自分の生まれ故郷である北里村を見下ろしながら泰造は自分の生い立ちを語った。
北里村の貧乏な百姓の家に生まれた泰造は家族を養うために尋常高等小学校を出てすぐに働きだした。
県の土木工事の仕事に就き、その仕事に熱中した泰造は十五歳の時に一念発起して東京に出てきた。
しかし、建築関係の夜学を卒業すると同時に”赤紙”が来て戦争にかり出された。
満州で結核を患い除隊されたために太平洋戦争には行けなかった。
泰造は死んでいった戦友に対して申し訳ない気持ちでいっぱいになり、その分御国にできることを精一杯やろうと建築事務所を興した。
順調に仕事を続ける泰造は大口の取引先の紹介で見合い結婚をした。
長男が生まれたが病死。その後、真知子という一人娘に恵まれた。
娘が生まれた翌年、戦争が終わった。
敗戦国になりアメリカに占領されたが、もう殺し合わなくてすむという安堵感を心底感じた。

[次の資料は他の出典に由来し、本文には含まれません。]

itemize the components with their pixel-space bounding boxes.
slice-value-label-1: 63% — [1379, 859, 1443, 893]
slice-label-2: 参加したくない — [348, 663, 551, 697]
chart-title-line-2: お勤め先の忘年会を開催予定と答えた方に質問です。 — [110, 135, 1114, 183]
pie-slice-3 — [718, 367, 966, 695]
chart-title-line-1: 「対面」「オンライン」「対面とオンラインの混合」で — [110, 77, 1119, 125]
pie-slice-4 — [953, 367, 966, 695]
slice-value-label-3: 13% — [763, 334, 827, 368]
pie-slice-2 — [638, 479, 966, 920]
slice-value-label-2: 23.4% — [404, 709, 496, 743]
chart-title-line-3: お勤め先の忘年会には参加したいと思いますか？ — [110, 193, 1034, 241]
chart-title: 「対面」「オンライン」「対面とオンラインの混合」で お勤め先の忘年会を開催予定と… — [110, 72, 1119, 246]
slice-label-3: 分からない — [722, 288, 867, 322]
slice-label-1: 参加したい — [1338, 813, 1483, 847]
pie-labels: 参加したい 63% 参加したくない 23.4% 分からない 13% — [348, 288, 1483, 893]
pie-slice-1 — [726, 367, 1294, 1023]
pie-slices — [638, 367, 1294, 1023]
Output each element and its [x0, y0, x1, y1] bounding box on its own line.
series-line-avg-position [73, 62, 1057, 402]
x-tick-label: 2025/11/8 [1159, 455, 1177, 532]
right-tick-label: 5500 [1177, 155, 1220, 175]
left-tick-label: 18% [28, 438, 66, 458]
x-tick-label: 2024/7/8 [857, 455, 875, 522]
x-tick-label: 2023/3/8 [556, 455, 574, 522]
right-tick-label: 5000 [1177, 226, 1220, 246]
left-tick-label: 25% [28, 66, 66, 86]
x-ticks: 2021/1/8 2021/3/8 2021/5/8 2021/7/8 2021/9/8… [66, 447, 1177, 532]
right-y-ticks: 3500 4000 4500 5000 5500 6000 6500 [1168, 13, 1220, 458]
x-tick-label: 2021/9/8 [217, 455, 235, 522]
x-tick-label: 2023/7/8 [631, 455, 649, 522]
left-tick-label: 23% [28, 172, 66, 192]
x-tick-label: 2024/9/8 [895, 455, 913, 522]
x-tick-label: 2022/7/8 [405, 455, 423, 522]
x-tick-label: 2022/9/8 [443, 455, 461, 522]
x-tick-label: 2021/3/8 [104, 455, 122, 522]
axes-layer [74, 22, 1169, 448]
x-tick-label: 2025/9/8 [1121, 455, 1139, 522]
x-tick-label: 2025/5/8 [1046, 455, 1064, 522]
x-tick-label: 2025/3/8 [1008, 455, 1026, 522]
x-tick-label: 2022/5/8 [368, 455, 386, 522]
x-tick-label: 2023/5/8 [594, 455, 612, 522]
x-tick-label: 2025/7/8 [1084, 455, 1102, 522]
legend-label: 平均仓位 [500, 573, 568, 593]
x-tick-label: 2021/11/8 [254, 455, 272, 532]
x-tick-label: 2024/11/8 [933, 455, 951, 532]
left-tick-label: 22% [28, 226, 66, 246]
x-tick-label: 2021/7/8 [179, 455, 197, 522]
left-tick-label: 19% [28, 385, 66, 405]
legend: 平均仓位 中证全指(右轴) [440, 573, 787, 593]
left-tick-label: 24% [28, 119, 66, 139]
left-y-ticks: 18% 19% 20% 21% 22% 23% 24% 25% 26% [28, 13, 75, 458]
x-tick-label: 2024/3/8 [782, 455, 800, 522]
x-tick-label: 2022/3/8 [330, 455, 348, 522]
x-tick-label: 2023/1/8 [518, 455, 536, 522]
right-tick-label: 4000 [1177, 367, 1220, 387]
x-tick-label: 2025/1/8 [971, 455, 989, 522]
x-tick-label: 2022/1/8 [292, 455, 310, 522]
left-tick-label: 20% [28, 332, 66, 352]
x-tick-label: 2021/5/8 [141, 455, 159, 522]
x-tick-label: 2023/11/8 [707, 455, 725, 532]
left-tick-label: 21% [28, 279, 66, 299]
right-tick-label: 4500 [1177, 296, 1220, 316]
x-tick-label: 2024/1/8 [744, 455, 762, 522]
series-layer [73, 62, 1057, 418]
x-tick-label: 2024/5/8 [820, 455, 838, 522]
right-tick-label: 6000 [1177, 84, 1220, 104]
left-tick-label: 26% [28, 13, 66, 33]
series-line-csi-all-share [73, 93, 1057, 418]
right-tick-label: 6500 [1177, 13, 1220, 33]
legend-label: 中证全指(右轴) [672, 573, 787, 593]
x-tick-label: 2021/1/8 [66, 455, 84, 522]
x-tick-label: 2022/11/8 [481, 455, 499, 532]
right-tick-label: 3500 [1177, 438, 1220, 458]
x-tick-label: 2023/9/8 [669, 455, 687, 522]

東京は焼け野原になったが、奇跡的に泰造の会社は残っていた。これを天からの使命だと感じた泰造は国の復興に努めるべく仕事に没頭した。
そしてある日、知り合いの政治家から国政選挙に出てみないかと持ちかけられたのだ。
雅代は自分の反省を語る泰造の言葉に一生懸命耳を傾けていた。
(ひとこと)うーん、一人娘の真知子さんというと・・・あの方でしょうかね。